If any news comes out that is very Edge-specific, I will update this article. Otherwise, be on the lookout for new articles.


Update 5/27/25:

I’ve been in discussion with the Edge team, as well as the Windows Activation team, about this topic.

The Edge team has confirmed that Edge will always spot the Windows-connected account; you can’t stop this on a given profile. In an ideal world, the secondary account is Work or School, thus SSO can work, and the result is a pop-up to the effect of “Do you want to use account X or Y?” when logging into a portal, rather than just being dumped into the Windows connected account.

With SSO broken due to the lack of a workplace-joined account, Edge SSOs into the only other account, the Windows connected account. However, it seems that once you sign into the other account, Edge will now have an active token for the profile account, allowing that session to instead do the more helpful “Account X or Y” prompt going forward, at least until that token dies.

The Windows Activation team has confirmed that, well, I’m not even going to try and paraphrase this…


Please note that the initial sentence seems to indicate there is some problem with Work or School accounts from different tenants, but the rest goes on to clarify that in itself isn’t an issue, and the testing I’ve been working on seems to agree.

I wrote several annoyance-fueled paragraphs about this but it all really boils down…

  1. There’s no way to report on what accounts are where (Luckily I solved that)

  2. There’s no way to remove accounts that are there (Luckily I solved that too)

  3. There’s no way of knowing how an account is currently licensed if it’s not at an org you control

  4. There is no way to control what accounts are signed into (accounts in your org, out of your org, in a trusted org, that are licensed, etc)

  5. Plenty of accounts only need something like Office 365 Online, and it’s crazy to tell me to go knock on another organization’s doors and say, “Hey, yeah, they need Enterprise Windows licensing.”

  6. And most important of all – There is no good reason that anyone should be paying more than once for the same license, just so one singular device can step up to enterprise.

    The excuse behind this I have been handed in other communications, is that the activation task (ClipRenew.exe) just can’t tell which account is right, so it picks from a hat or always picks the same account, which could be wrong. Not only do I believe that is an incredibly poor excuse if even true (It’s not that hard to find the primary account), but I also call BS.

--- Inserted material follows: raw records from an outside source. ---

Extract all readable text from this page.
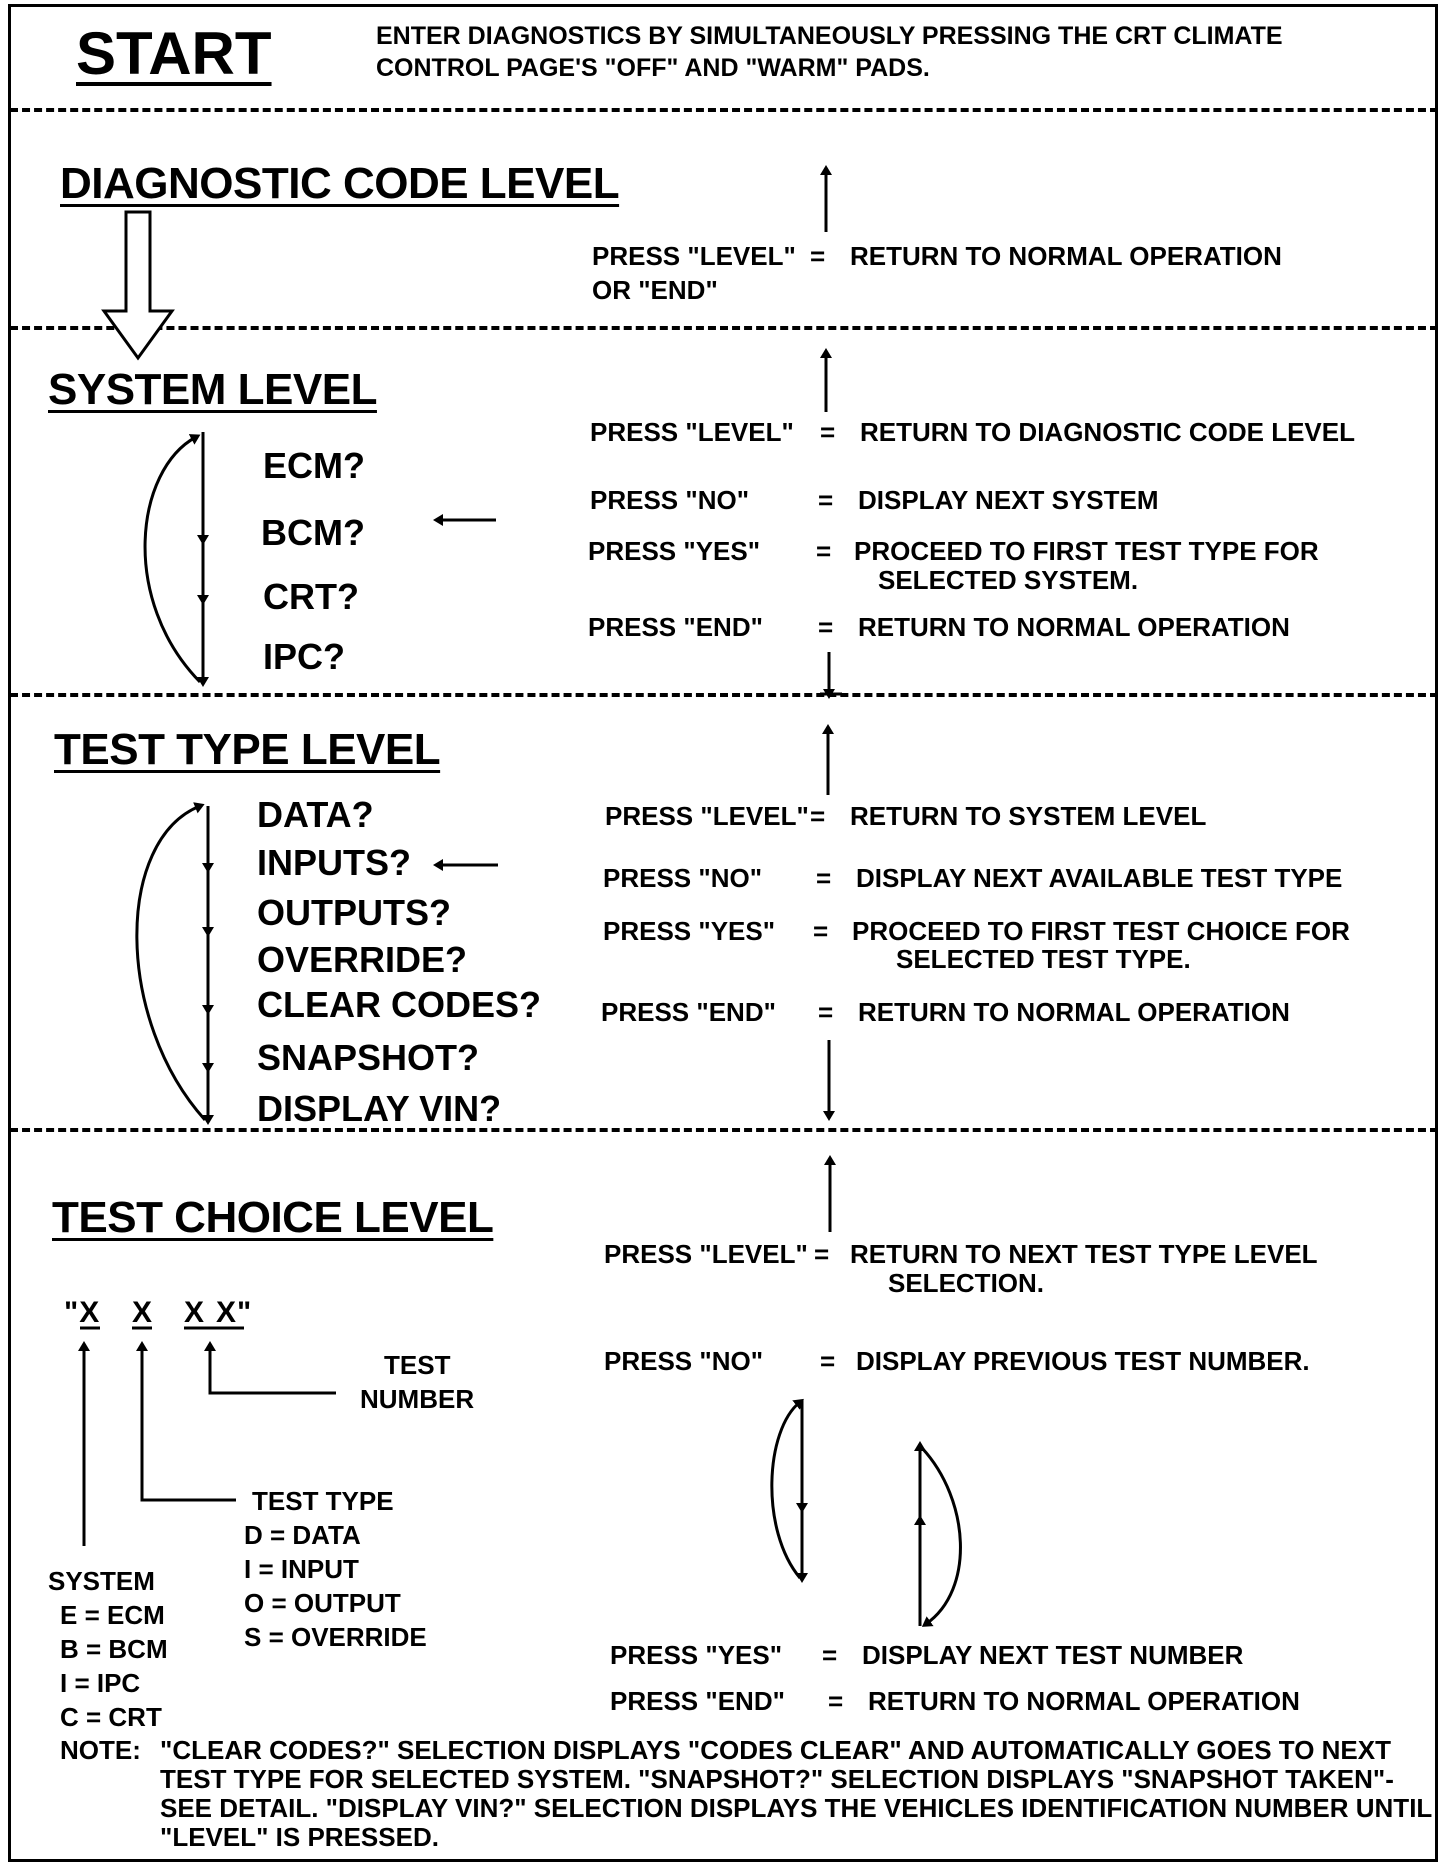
START	ENTER DIAGNOSTICS BY SIMULTANEOUSLY PRESSING THE CRT CLIMATE CONTROL PAGE'S "OFF" AND "WARM" PADS.
DIAGNOSTIC CODE LEVEL
PRESS "LEVEL"
OR "END"
= RETURN TO NORMAL OPERATION
SYSTEM LEVEL
ECM?
BCM?
CRT?
IPC?
PRESS "LEVEL" = RETURN TO DIAGNOSTIC CODE LEVEL
PRESS "NO"	= DISPLAY NEXT SYSTEM
PRESS "YES" = PROCEED TO FIRST TEST TYPE FOR
SELECTED SYSTEM.
PRESS "END" = RETURN TO NORMAL OPERATION
TEST TYPE LEVEL
DATA?
INPUTS?
OUTPUTS?
OVERRIDE?
CLEAR CODES?
SNAPSHOT?
DISPLAY VIN?
PRESS "LEVEL" = RETURN TO SYSTEM LEVEL
PRESS "NO" = DISPLAY NEXT AVAILABLE TEST TYPE
PRESS "YES" = PROCEED TO FIRST TEST CHOICE FOR
SELECTED TEST TYPE.
PRESS "END" = RETURN TO NORMAL OPERATION
TEST CHOICE LEVEL
"X X X X"
TEST
NUMBER
TEST TYPE
D = DATA
I = INPUT
O = OUTPUT
S = OVERRIDE
SYSTEM
E = ECM
B = BCM
I = IPC
C = CRT
PRESS "LEVEL" = RETURN TO NEXT TEST TYPE LEVEL
SELECTION.
PRESS "NO" = DISPLAY PREVIOUS TEST NUMBER.
PRESS "YES" = DISPLAY NEXT TEST NUMBER
PRESS "END" = RETURN TO NORMAL OPERATION
NOTE: "CLEAR CODES?" SELECTION DISPLAYS "CODES CLEAR" AND AUTOMATICALLY GOES TO NEXT TEST TYPE FOR SELECTED SYSTEM. "SNAPSHOT?" SELECTION DISPLAYS "SNAPSHOT TAKEN"- SEE DETAIL. "DISPLAY VIN?" SELECTION DISPLAYS THE VEHICLES IDENTIFICATION NUMBER UNTIL "LEVEL" IS PRESSED.
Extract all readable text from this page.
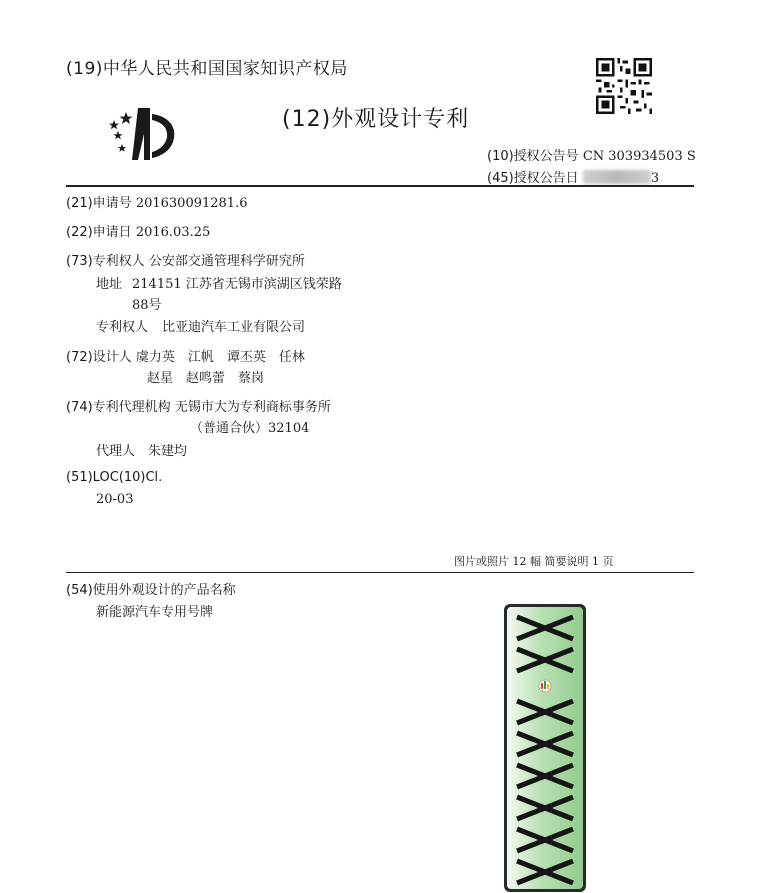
(19)中华人民共和国国家知识产权局
(12)外观设计专利
(10)授权公告号 CN 303934503 S
(45)授权公告日	3
(21)申请号 201630091281.6
(22)申请日 2016.03.25
(73)专利权人 公安部交通管理科学研究所
地址 214151 江苏省无锡市滨湖区钱荣路
88号
专利权人 比亚迪汽车工业有限公司
(72)设计人 虞力英　江帆　谭丕英　任林
赵星　赵鸣蕾　蔡岗
(74)专利代理机构 无锡市大为专利商标事务所
（普通合伙）32104
代理人 朱建均
(51)LOC(10)Cl.
20-03
图片或照片 12 幅 简要说明 1 页
(54)使用外观设计的产品名称
新能源汽车专用号牌
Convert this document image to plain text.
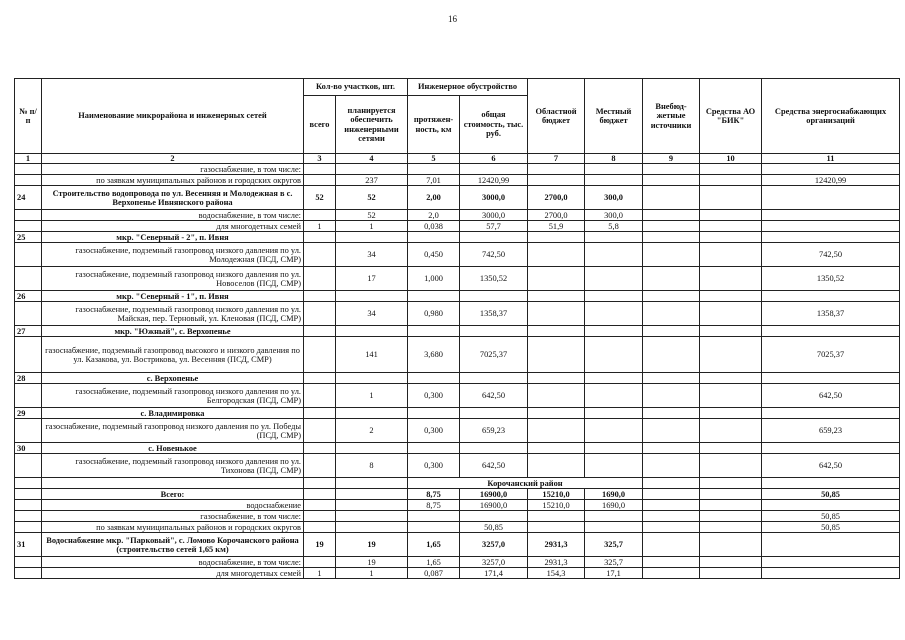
16
№ п/п	Наименование микрорайона и инженерных сетей	Кол-во участков, шт.		Инженерное обустройство		Областной бюджет	Местный бюджет	Внебюд-жетные источники	Средства АО "БИК"	Средства энергоснабжающих организаций
		всего	планируется обеспечить инженерными сетями	протяжен-ность, км	общая стоимость, тыс. руб.					
1	2	3	4	5	6	7	8	9	10	11
	газоснабжение, в том числе:									
	по заявкам муниципальных районов и городских округов		237	7,01	12420,99					12420,99
24	Строительство водопровода по ул. Весенняя и Молодежная в с. Верхопенье Ивнянского района	52	52	2,00	3000,0	2700,0	300,0			
	водоснабжение, в том числе:		52	2,0	3000,0	2700,0	300,0			
	для многодетных семей	1	1	0,038	57,7	51,9	5,8			
25	мкр. "Северный - 2", п. Ивня									
	газоснабжение, подземный газопровод низкого давления по ул. Молодежная (ПСД, СМР)		34	0,450	742,50					742,50
	газоснабжение, подземный газопровод низкого давления по ул. Новоселов (ПСД, СМР)		17	1,000	1350,52					1350,52
26	мкр. "Северный - 1", п. Ивня									
	газоснабжение, подземный газопровод низкого давления по ул. Майская, пер. Терновый, ул. Кленовая (ПСД, СМР)		34	0,980	1358,37					1358,37
27	мкр. "Южный", с. Верхопенье									
	газоснабжение, подземный газопровод высокого и низкого давления по ул. Казакова, ул. Вострикова, ул. Весенняя (ПСД, СМР)		141	3,680	7025,37					7025,37
28	с. Верхопенье									
	газоснабжение, подземный газопровод низкого давления по ул. Белгородская (ПСД, СМР)		1	0,300	642,50					642,50
29	с. Владимировка									
	газоснабжение, подземный газопровод низкого давления по ул. Победы (ПСД, СМР)		2	0,300	659,23					659,23
30	с. Новенькое									
	газоснабжение, подземный газопровод низкого давления по ул. Тихонова (ПСД, СМР)		8	0,300	642,50					642,50
				Корочанский район						
	Всего:			8,75	16900,0	15210,0	1690,0			50,85
	водоснабжение			8,75	16900,0	15210,0	1690,0			
	газоснабжение, в том числе:									50,85
	по заявкам муниципальных районов и городских округов				50,85					50,85
31	Водоснабжение мкр. "Парковый", с. Ломово Корочанского района (строительство сетей 1,65 км)	19	19	1,65	3257,0	2931,3	325,7			
	водоснабжение, в том числе:		19	1,65	3257,0	2931,3	325,7			
	для многодетных семей	1	1	0,087	171,4	154,3	17,1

    As we saw last summer (see the linked articles at the top), activation lasts 90 days before dropping off due to failure. If this task runs at every startup, and it picks from a hat, surely even with a dozen joined accounts, it will eventually randomly choose the right one once in those 90 days. But it doesn’t, or at least didn’t, which tells me the problem isn’t it being confused and randomly picking. We also saw zero devices with multiple accounts succeeding to upgrade, which tells me the problem isn’t that it always picks a given account, and could be wrong. Instead, it seems to outright say no if any account isn’t licensed, meaning it’s checking every single account, not getting confused and looking at the wrong one.

That all said, I am working to re-test some of these claims as I personally recall seeing accounts that were licensed that broke it, but I’m actually having a hard time breaking it. I can add unlicensed accounts in other tenants, and, at least as of now, the task still reports success. I don’t know if this is some delay, or needs some X number of reboots, or what. In any case, without being able to replicate the issue even with the confirmed steps that should absolutely break it, it’s making testing very hard. I would love to believe this actually means it got fixed, but I’m not holding my breath. I’ll update when I can.